The pyrrhic victory of democracy, however, has ended up restoring judicial supremacy in place of the sovereignty of the Parliament in the country. When lawmakers meet on March 7, 2021, they will have to accept that they owe their remaining tenure to the Constitutional Bench of the apex court rather than to their constituents.
It has been repeatedly shown that when politicos choose to play dicey games, the permanent establishments of the country always wins. King Mahendra played with ambitious leaders without adequate political base inside Nepali Congress to oust the party with a two-thirds majority in the parliament from power. The rift in the party ensured the collapse of the first majority government after the restoration of democracy in 1990, which rehabilitated discredited relics of the Panchayat regime in the mainstream.
In the post-1990 period, the tradition of judicial supremacy began when the leading drafter of the constitution agreed to become its principal interpreter as the Chief Justice of the Supreme Court and restored a duly dissolved parliament in the name of political stability. When the constitution says what the judges decide it says, it loses its dynamism.
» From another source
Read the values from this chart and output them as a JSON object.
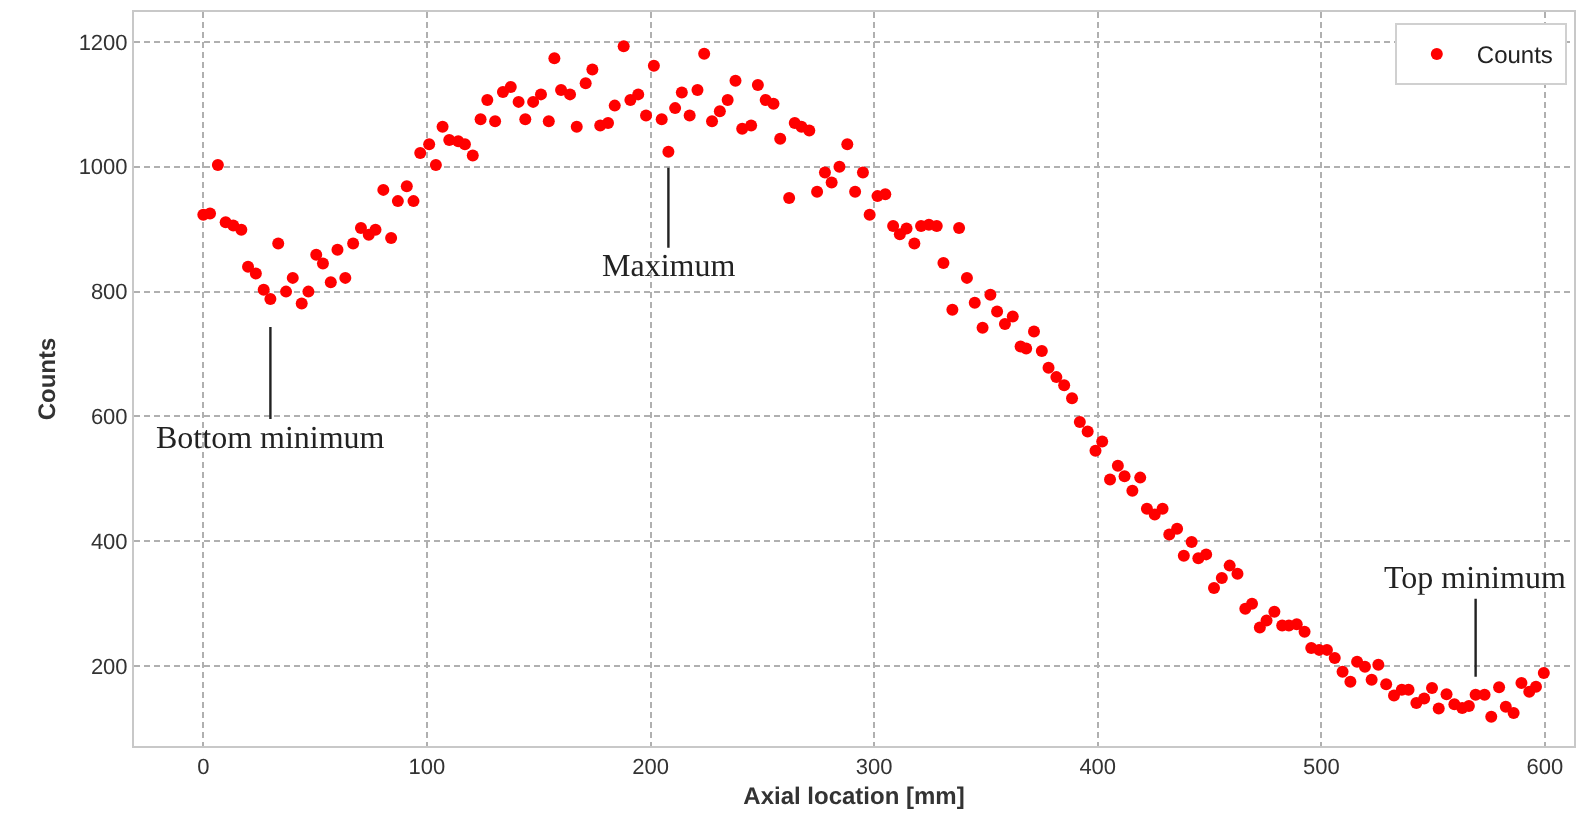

Touted as one of the best constitutions in the world, the statute of 1990 didn't survive the trial and tribulations of law courts.
When then-chief justice Khil Raj Regmi ruled that the term of Constituent Assembly couldn't be further extended and then went on to assume the responsibility of the chair of the interim election council a few months later, the interim constitution of 2007 died a painful death. The country once again went under the control of the permanent establishment.
The Indian constitution aims to chart a middle course between the doctrine of parliamentary sovereignty prevalent in Britain and the principle of judicial supremacy existing in the US. With the creation of a powerful judicial council and the vetting by parliamentary hearing, Nepal wanted to be even more careful in ensuring popular constitutionalism. The meandering path has turned out to be a middling one at best.
For every action, there is an equal and opposite reaction. If the restored parliament fails to oust Sharma Oli, perhaps the legislature will receive the axe once again and the judiciary will be his subsequent target. The court verdict is a mere respite. The cure of constitutional disease has to be found in politics.